Organisational changes can be a major contributing factor to a decrease in employee engagement if businesses fail to recognise the impact of the unsettling nature of a changing business.

Change management is very much a part of modern day business culture, where many organisations have to adapt to evolving market conditions. Strategy is a far more fluid concept in modern commerce; and business models are constantly being reviewed to achieve maximum bottom line benefit.

A fluid strategy is a recipe for continuous change; keeping your employees engaged in a constant cycle of change is a key objective of businesses and is a major factor in commercial success.

Change can come in many guises, and it may affect different stakeholders and groups of employees at different times. There are a number of key rules that I try and follow when managing any kind of change project which all have the same fundamental objective; to keep people engaged.

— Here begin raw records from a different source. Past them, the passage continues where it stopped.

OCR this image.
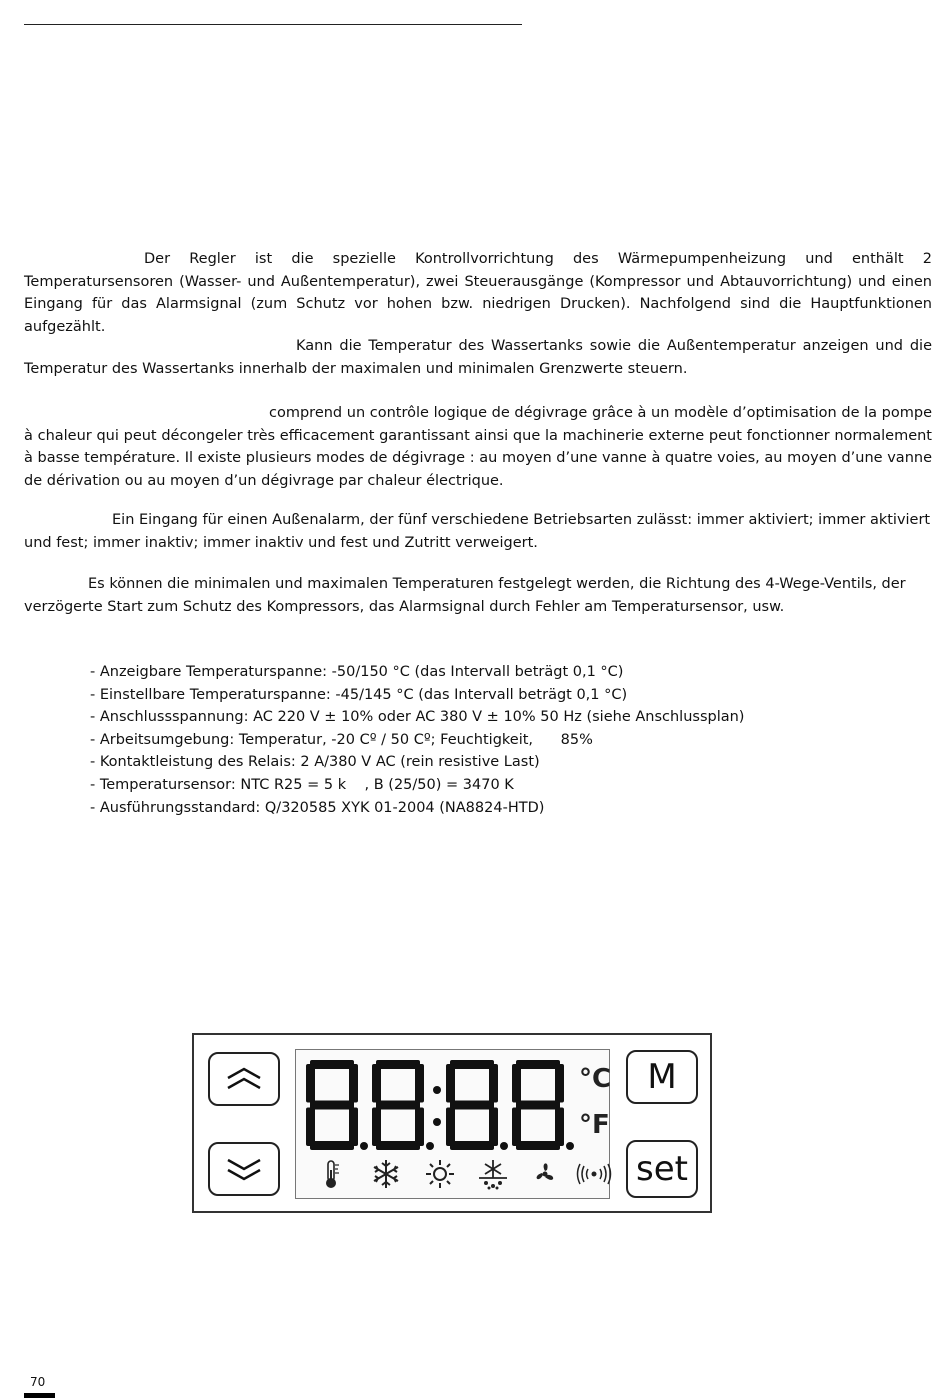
Der Regler ist die spezielle Kontrollvorrichtung des Wärmepumpenheizung und enthält 2 Temperatursensoren (Wasser- und Außentemperatur), zwei Steuerausgänge (Kompressor und Abtauvorrichtung) und einen Eingang für das Alarmsignal (zum Schutz vor hohen bzw. niedrigen Drucken). Nachfolgend sind die Hauptfunktionen aufgezählt.

Kann die Temperatur des Wassertanks sowie die Außentemperatur anzeigen und die Temperatur des Wassertanks innerhalb der maximalen und minimalen Grenzwerte steuern.

comprend un contrôle logique de dégivrage grâce à un modèle d’optimisation de la pompe à chaleur qui peut décongeler très efficacement garantissant ainsi que la machinerie externe peut fonctionner normalement à basse température. Il existe plusieurs modes de dégivrage : au moyen d’une vanne à quatre voies, au moyen d’une vanne de dérivation ou au moyen d’un dégivrage par chaleur électrique.

Ein Eingang für einen Außenalarm, der fünf verschiedene Betriebsarten zulässt: immer aktiviert; immer aktiviert und fest; immer inaktiv; immer inaktiv und fest und Zutritt verweigert.

Es können die minimalen und maximalen Temperaturen festgelegt werden, die Richtung des 4-Wege-Ventils, der verzögerte Start zum Schutz des Kompressors, das Alarmsignal durch Fehler am Temperatursensor, usw.

- Anzeigbare Temperaturspanne: -50/150 °C (das Intervall beträgt 0,1 °C)
- Einstellbare Temperaturspanne: -45/145 °C (das Intervall beträgt 0,1 °C)
- Anschlussspannung: AC 220 V ± 10% oder AC 380 V ± 10% 50 Hz (siehe Anschlussplan)
- Arbeitsumgebung: Temperatur, -20 Cº / 50 Cº; Feuchtigkeit,      85%
- Kontaktleistung des Relais: 2 A/380 V AC (rein resistive Last)
- Temperatursensor: NTC R25 = 5 k    , B (25/50) = 3470 K
- Ausführungsstandard: Q/320585 XYK 01-2004 (NA8824-HTD)
M
set
°C
°F
70
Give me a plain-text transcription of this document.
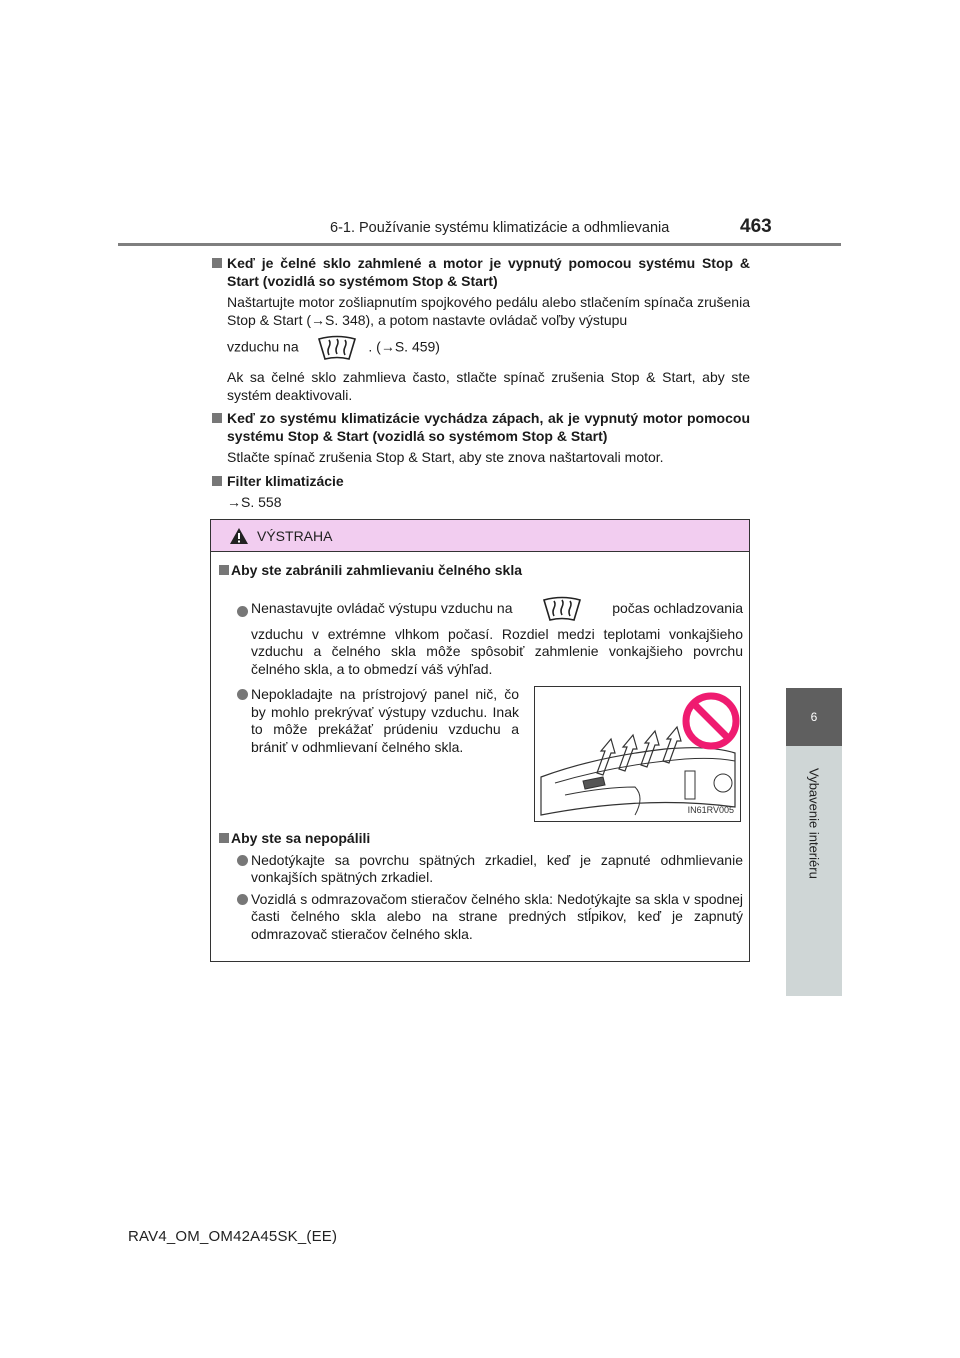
6-1. Používanie systému klimatizácie a odhmlievania	463
6
Vybavenie interiéru
Keď je čelné sklo zahmlené a motor je vypnutý pomocou systému Stop & Start (vozidlá so systémom Stop & Start)
Naštartujte motor zošliapnutím spojkového pedálu alebo stlačením spínača zrušenia Stop & Start (→S. 348), a potom nastavte ovládač voľby výstupu
vzduchu na	. (→S. 459)
Ak sa čelné sklo zahmlieva často, stlačte spínač zrušenia Stop & Start, aby ste systém deaktivovali.
Keď zo systému klimatizácie vychádza zápach, ak je vypnutý motor pomocou systému Stop & Start (vozidlá so systémom Stop & Start)
Stlačte spínač zrušenia Stop & Start, aby ste znova naštartovali motor.
Filter klimatizácie
→S. 558
VÝSTRAHA
Aby ste zabránili zahmlievaniu čelného skla
Nenastavujte ovládač výstupu vzduchu na	počas ochladzovania
vzduchu v extrémne vlhkom počasí. Rozdiel medzi teplotami vonkajšieho vzduchu a čelného skla môže spôsobiť zahmlenie vonkajšieho povrchu čelného skla, a to obmedzí váš výhľad.
Nepokladajte na prístrojový panel nič, čo by mohlo prekrývať výstupy vzduchu. Inak to môže prekážať prúdeniu vzduchu a brániť v odhmlievaní čelného skla.
IN61RV005
Aby ste sa nepopálili
Nedotýkajte sa povrchu spätných zrkadiel, keď je zapnuté odhmlievanie vonkajších spätných zrkadiel.
Vozidlá s odmrazovačom stieračov čelného skla: Nedotýkajte sa skla v spodnej časti čelného skla alebo na strane predných stĺpikov, keď je zapnutý odmrazovač stieračov čelného skla.
RAV4_OM_OM42A45SK_(EE)
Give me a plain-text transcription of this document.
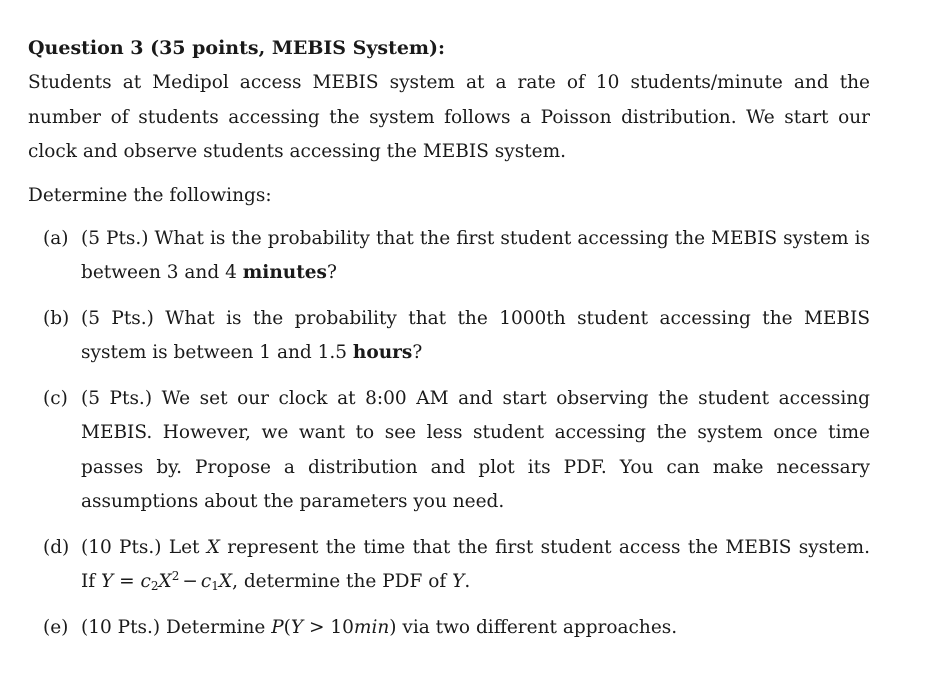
Question 3 (35 points, MEBIS System):

Students at Medipol access MEBIS system at a rate of 10 students/minute and the number of students accessing the system follows a Poisson distribution. We start our clock and observe students accessing the MEBIS system.

Determine the followings:

(a) (5 Pts.) What is the probability that the first student accessing the MEBIS system is between 3 and 4 minutes?
(b) (5 Pts.) What is the probability that the 1000th student accessing the MEBIS system is between 1 and 1.5 hours?
(c) (5 Pts.) We set our clock at 8:00 AM and start observing the student accessing MEBIS. However, we want to see less student accessing the system once time passes by. Propose a distribution and plot its PDF. You can make necessary assumptions about the parameters you need.
(d) (10 Pts.) Let X represent the time that the first student access the MEBIS system. If $Y = c_2X^2 - c_1X$, determine the PDF of Y.
(e) (10 Pts.) Determine P(Y > 10min) via two different approaches.
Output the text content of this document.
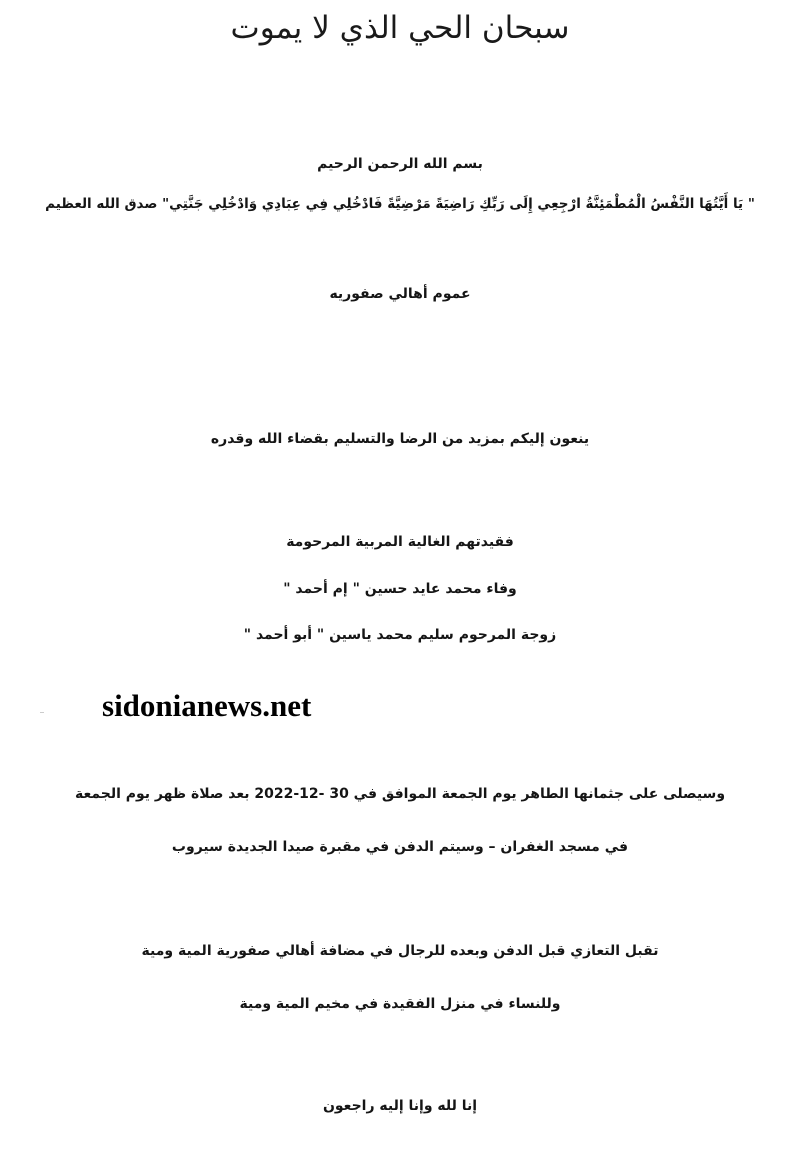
سبحان الحي الذي لا يموت

بسم الله الرحمن الرحيم

" يَا أَيَّتُهَا النَّفْسُ الْمُطْمَئِنَّةُ ارْجِعِي إِلَى رَبِّكِ رَاضِيَةً مَرْضِيَّةً فَادْخُلِي فِي عِبَادِي وَادْخُلِي جَنَّتِي" صدق الله العظيم

عموم أهالي صفوريه

ينعون إليكم بمزيد من الرضا والتسليم بقضاء الله وقدره

فقيدتهم الغالية المربية المرحومة

وفاء محمد عايد حسين " إم أحمد "

زوجة المرحوم سليم محمد ياسين " أبو أحمد "

sidonianews.net

وسيصلى على جثمانها الطاهر يوم الجمعة الموافق في 30 -12-2022 بعد صلاة ظهر يوم الجمعة

في مسجد الغفران – وسيتم الدفن في مقبرة صيدا الجديدة سيروب

تقبل التعازي قبل الدفن وبعده للرجال في مضافة أهالي صفورية المية ومية

وللنساء في منزل الفقيدة في مخيم المية ومية

إنا لله وإنا إليه راجعون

The way in which I approach change is to look at it as a journey. By understanding what you want to achieve through change, you can map out the impact on your stakeholders. From an employee perspective, it is critical that you try and put yourself in the mind set of your people if you want them to buy into your rationale.

In my experience, to keep employees engaged during change, you need to sell in the journey, and make the change process a two way conversation.

Translating that into a communications output is simple: a clear, concise communications plan which maps out the critical impacts of the change process is a starting point. Within that plan, it is important that you schedule regular communications updates from stakeholders through a variety of channels. The final stage is to ensure regular opportunities to feedback; both through face2face and electronic channels.

Employees will be more open to accepting change if they feel they have a voice in the decision making process; being open and explaining the rationale behind decisions are effective tools in keeping people engaged. What people will want to see is that concerns and opinions are being listened to, that employers understand and have considered employee feeling.

Some effective methods to use during a change project include regular Q&A sessions and road shows, webcasts and films, blogs, and touch point surveys.

Employee engagement can probably be defined as the relationship between the ‘business’ and its ‘people’. A critical barrier to engagement can be isolated to issues of ‘trust’, and when an organisation is going through change employees need to ‘trust’ the decision making process if they are to buy into it.

By keeping employees informed at each step of the journey, by giving employees a voice, and by understanding and empathising with the employee position you are creating a strong platform for ‘trust’ and keeping your people engaged during a period of change.